Reed’s practices at B-CU were notoriously competitive and physical. They required that his players develop an unusual toughness. But usually Starling was the toughest guy in the gym. A 6-foot-5, 205-pound forward/center, Starling was all heart and desire. If there was a loose ball on the floor, Starling was going to go get it. If there was a defensive stop to be made, Starling was going to make it. If there was a charge to be taken, Starling was going to take it – even when it didn’t count.

“He had three concussions his senior year,” Reed said. “And he’d just come back from one of them and he stepped in and took a charge -- in practice. I told him we didn’t need that, but that’s just the kind of kid he is. He was the toughest guy out there. He’s going to be successful in whatever he decides to do.

“He was such a great athlete, he’d get knocked down under the basket on one end, and on the other end, when the ball is shot, he’d dunk it in.
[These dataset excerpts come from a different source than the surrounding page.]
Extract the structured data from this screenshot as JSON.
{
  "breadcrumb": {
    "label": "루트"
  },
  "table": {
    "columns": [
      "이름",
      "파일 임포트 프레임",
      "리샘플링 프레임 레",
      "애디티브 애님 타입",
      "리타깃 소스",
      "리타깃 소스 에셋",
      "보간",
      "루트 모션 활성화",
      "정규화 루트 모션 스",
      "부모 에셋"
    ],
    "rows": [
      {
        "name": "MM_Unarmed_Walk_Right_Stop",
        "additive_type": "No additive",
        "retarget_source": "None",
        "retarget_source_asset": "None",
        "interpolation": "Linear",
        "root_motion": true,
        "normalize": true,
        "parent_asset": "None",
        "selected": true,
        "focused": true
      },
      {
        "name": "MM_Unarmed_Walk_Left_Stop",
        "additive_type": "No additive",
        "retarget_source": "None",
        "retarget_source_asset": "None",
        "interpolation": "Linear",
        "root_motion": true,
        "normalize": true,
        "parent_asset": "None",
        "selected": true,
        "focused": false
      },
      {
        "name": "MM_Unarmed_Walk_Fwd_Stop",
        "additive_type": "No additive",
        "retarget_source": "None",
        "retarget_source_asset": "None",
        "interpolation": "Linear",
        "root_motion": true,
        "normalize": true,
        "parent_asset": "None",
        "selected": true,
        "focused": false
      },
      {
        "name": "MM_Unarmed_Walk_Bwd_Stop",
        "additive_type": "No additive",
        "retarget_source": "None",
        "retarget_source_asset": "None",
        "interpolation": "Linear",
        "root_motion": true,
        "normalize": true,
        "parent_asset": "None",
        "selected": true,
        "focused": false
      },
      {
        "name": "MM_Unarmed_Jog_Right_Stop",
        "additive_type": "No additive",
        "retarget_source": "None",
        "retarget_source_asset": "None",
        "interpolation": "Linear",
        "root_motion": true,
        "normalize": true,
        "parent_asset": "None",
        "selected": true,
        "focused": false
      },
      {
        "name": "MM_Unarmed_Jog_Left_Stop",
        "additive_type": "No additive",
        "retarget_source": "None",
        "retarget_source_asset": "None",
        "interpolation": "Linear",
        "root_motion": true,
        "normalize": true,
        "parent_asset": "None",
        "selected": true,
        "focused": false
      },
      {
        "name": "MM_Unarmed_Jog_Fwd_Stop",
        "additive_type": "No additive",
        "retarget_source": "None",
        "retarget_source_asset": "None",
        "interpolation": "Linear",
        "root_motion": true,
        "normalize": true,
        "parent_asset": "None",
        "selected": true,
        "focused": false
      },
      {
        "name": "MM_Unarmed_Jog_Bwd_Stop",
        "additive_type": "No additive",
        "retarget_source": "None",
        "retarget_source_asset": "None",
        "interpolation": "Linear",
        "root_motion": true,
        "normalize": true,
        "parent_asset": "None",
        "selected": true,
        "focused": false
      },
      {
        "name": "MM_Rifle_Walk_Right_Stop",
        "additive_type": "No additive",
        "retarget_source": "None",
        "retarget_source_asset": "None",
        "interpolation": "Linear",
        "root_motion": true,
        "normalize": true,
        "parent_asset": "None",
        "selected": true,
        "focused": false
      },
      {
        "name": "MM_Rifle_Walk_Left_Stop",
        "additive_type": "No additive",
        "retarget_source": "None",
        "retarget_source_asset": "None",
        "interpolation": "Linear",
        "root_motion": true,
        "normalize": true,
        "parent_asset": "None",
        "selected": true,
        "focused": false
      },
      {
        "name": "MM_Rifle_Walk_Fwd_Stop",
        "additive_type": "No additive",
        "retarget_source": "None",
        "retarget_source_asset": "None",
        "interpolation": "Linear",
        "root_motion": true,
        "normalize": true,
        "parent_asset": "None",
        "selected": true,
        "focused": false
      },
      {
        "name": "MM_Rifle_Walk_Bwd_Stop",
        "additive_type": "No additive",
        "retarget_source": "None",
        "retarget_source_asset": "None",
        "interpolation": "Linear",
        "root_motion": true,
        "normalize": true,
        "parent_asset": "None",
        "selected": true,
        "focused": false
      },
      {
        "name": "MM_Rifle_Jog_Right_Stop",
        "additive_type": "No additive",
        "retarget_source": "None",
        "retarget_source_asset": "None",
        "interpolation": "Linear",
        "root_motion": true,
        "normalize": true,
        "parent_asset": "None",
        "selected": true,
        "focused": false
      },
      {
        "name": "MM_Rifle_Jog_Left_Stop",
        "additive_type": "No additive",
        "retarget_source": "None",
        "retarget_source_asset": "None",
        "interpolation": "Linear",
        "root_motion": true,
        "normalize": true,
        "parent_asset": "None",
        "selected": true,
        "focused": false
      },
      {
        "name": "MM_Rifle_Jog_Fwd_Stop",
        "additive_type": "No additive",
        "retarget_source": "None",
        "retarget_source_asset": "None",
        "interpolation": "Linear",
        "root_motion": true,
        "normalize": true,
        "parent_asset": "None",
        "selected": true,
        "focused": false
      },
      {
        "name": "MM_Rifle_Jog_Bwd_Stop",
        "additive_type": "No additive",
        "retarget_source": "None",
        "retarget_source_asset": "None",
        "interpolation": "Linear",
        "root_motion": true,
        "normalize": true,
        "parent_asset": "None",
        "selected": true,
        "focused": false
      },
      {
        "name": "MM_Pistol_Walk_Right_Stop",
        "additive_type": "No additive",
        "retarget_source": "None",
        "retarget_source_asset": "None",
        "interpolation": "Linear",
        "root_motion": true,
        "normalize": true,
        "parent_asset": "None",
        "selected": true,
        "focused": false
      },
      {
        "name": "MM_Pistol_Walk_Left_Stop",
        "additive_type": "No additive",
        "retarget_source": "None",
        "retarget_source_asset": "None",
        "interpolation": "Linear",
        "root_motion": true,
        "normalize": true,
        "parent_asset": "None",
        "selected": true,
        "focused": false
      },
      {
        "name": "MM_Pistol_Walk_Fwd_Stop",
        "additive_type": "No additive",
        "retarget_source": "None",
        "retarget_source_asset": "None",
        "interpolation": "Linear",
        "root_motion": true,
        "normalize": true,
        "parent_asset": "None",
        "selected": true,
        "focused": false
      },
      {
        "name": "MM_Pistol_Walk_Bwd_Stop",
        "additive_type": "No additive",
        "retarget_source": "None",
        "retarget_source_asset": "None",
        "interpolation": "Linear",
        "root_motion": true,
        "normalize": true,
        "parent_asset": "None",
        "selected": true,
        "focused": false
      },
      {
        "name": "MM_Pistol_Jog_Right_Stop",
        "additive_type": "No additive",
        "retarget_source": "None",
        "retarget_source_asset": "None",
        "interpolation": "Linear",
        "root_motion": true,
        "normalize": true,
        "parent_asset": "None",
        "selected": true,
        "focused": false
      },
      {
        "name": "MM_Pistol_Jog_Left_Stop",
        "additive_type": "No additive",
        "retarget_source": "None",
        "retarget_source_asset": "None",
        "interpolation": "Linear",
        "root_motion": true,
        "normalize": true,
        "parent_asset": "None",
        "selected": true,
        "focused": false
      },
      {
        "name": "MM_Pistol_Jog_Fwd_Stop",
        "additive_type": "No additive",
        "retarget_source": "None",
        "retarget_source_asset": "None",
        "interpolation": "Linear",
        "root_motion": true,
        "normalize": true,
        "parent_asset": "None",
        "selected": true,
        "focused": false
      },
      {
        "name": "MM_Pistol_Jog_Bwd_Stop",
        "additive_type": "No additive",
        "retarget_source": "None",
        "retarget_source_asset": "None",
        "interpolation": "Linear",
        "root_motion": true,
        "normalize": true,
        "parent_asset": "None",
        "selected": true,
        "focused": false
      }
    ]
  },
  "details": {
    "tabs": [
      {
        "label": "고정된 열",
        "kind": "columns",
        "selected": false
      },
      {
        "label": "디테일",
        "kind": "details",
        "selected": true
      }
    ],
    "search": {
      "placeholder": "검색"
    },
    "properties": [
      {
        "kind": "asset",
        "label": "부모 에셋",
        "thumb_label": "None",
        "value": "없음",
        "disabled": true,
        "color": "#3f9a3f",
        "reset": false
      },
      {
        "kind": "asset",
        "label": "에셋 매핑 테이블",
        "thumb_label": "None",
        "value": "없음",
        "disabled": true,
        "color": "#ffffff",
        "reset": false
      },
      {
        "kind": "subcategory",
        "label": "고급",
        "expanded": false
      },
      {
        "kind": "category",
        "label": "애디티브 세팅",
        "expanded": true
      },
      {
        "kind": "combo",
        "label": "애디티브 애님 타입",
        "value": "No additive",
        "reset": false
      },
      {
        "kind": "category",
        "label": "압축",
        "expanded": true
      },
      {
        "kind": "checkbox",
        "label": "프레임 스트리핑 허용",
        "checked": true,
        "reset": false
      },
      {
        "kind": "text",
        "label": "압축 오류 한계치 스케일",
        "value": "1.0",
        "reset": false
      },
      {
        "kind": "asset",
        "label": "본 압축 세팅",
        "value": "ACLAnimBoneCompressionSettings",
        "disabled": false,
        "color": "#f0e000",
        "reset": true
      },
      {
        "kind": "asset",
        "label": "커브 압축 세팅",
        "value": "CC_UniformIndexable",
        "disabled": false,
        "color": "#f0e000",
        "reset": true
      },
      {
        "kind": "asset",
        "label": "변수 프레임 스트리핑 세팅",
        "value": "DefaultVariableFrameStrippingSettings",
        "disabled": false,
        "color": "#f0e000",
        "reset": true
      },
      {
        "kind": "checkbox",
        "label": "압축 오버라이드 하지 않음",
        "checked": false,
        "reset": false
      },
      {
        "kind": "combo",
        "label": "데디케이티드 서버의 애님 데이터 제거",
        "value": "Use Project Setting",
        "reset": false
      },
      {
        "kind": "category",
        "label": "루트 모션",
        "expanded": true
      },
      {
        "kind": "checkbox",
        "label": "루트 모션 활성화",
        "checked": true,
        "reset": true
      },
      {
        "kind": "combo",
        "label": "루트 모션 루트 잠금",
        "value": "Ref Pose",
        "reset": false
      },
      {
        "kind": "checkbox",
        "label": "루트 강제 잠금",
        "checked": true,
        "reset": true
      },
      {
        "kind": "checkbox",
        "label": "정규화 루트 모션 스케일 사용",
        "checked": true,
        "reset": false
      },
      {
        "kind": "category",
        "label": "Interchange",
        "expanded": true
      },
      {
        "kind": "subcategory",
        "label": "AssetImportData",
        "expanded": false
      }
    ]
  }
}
He averaged 10 points a game two consecutive years and I didn’t run maybe three or four plays for him in two years. He just hustled and worked hard.”

That’s what earned him a tryout for Sydney’s Swans. He was spotted on video and last June was flown to California the Swans' two-day mini draft assessment camp.

His work ethic and potential stood out during the tryouts, according to QBE Sydney Swans Academy Head Coach Paul Roos.

"We saw an amazing athlete with great speed, great hands and an incredible capacity to learn a new game," Roos said. "Of course, we understand Alex has a lot of work to do, but certainly he has the right attitude to attack this enormous challenge."

Starling has since made several trips to Sydney and is anticipating making another within the next two months. Traveling 9,374 miles -- a 14-hour flight -- could easily be a deterrent were Starling to think of it that way. He instead sees it as a unique chance.

“I was over there three weeks before and really got to work out developing my skills,” Starling said. “They said I developed my skills from day 1 to day 21 while I was there. I was able to pick up a lot, and they liked it, and were interested in me. Now I have a new job opportunity.

“Going there, you feel like you're up in the air for two days. But it's worth it. Sydney itself is a nice, quiet, relaxing beautiful city. A beautiful place. Beautiful people. Very quiet. Everyone keeps to themselves. Not loud and noisy like what I am used to back in Miami, or any other big city in the United States. It's very easy to adapt to -- for me at least. I look forward to going back.”